Появились и первые покойники…
Спешившиеся ордынцы быстро шли к стенам, подбадривая свой пыл гортанными выкриками и увещеваниями. Только в этот момент, наблюдая слаженность, отточенность действий штурмующих большинство защитников осознало, что они имеют дело не с простыми кочевниками, кои были ранее приспособлены лишь к быстрым набегам и если встречали их крепко, неизменно откатывались назад, в степи.
Орда, совсем иное дело – атаковали организованно, быстро, отважно.
Оберегая своих воинов, монголы живым щитом перед собой гнали ободранных, раздетых догола пленных с грубыми, длинными лестницами в руках, изготовленными за ночь специально для штурма.

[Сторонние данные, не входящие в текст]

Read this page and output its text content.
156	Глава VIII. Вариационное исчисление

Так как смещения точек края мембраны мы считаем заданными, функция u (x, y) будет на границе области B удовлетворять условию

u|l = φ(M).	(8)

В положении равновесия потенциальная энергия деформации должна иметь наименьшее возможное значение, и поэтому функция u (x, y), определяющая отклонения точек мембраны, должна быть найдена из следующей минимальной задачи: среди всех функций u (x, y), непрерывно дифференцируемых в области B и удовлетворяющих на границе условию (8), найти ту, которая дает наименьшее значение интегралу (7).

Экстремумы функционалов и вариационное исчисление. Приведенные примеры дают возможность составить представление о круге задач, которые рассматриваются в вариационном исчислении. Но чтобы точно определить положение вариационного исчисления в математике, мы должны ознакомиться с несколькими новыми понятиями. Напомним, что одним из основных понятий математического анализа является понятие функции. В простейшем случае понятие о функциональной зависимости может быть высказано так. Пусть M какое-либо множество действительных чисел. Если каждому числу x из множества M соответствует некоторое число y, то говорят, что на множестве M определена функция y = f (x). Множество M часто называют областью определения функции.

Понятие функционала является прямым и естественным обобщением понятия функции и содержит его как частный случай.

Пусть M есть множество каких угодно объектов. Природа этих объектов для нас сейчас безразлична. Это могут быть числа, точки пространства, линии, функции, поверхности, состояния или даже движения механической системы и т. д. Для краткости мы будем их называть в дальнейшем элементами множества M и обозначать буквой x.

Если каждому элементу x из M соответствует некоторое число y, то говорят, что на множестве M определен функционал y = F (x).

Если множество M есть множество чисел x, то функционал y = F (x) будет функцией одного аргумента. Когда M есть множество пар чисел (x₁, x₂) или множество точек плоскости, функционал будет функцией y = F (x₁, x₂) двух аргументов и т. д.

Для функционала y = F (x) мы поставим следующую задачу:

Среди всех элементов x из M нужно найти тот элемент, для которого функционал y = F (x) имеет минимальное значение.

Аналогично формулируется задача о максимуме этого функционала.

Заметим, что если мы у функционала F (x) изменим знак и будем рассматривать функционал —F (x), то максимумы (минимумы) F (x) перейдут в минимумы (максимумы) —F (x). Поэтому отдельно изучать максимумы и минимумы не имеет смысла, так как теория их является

Мне вдвойне было трудно видеть ту великую массу степняков, перемещающихся под стенами. На открытом пространстве дороги, еще не попранный грязными ногами атакующих масс, лежал, повернув исхудалый лик к зимнему солнцу, мой мертвый отец, тело которого грубо прихватил ночной мороз.
Только Иван понял мой взгляд, устремленный в поле, замерший в одном месте. Он, жестом неизменной поддержки, хлопнул меня по плечу, пребывая в радостном стремлении духа, желая, во что бы то ни стало отчиститься от прошлых грехов в последнем бою:
– Ничего, Торопка! Ничего! Тело, это только дом, где нам суждено обитать! Та бренная оболочка, что лежит в поле, не есть твой отец. Он вообще не здесь, а наблюдает с небес за гордым, сильным сыном, которого он вырастил! Не оскорби же его взора своей слабостью, посему следи за боем отрок! А то поймаешь шальную стрелу и опозоришься, – Дикорос рассмеялся, продолжив обход под обстрелом рядов своего немногочисленного воинства.
Несколько стрел уже успели впиться в его оббитый железом щит, что подсказывало мне о том, что воевода успел побывать на самых открытых участках Рязанской стены, силясь выгадать место особо опасного удара противника.
Следует отметить, что его ободрение очень помогло мне и я, покрепче перехватив новый меч, выданный мне Владимиром из своих запасов, плотнее укутался в шкуру волка, накинутую поверх блистающей кольчуги, изготовился встречать грозного врага в благостном пребывании духа.
Накануне не спалось. Силясь хоть чем-то занять длинную, черную ночь перед штурмом я потратил несколько часов на приведение шкуры в надлежащий вид, превратив необработанный трофей в самую настоящую накидку наподобие плаща. Я не безосновательно считал, что в предстоящем походе мне следует озаботиться поиском и теплой одеждой – было неизвестно, сколько мне предстояло таскаться по промороженным лесам с детьми и женщинами в поисках подмоги.
Штурм развивался. Участок подле ворот, примыкающий к защитным надстройкам, выстроенным над створками, на котором я стоял, принял на бруствер сразу несколько лестниц, по которым, беспрестанно воя от ужаса полезли наверх ободранные люди без национальности.
Голод, холод и лишения грозного плена за короткий срок полностью скрыли их индивидуальность, делая похожими на своих грозных захватчиков. Некоторые из пленников держали в руках какое-то подобие оружие, посему от Ивана последовал суровый, но необходимый приказ:
– Бить всех, братцы! Бог рассудит на небе, кто и с какими намерениями к нам лез! Начнете жалеть, и на плечах пленных ворвется на стену многочисленный ворог, смешавшись с толпой!
Воющая голова поднялась напротив меня над краем стены. Человек сжав в ужасе заостренный кол, нес что-то нечленораздельное, стараясь в максимально короткие сроки объяснить мне, что то важное… или убить.
Кто это был? Кипчак? Половец? Житель дальней, диковинной страны или обитатель русской, глухой деревни? Было уже не разобрать. Коротко срезав его по горлу, я отрешенно смотрел, как искривившись лицом, невиданный человек медленно опадает назад, увлекая за собой замешкавшегося монгола, лезущего следом.
Так началось великое испытание прочности, длившиеся почти неделю.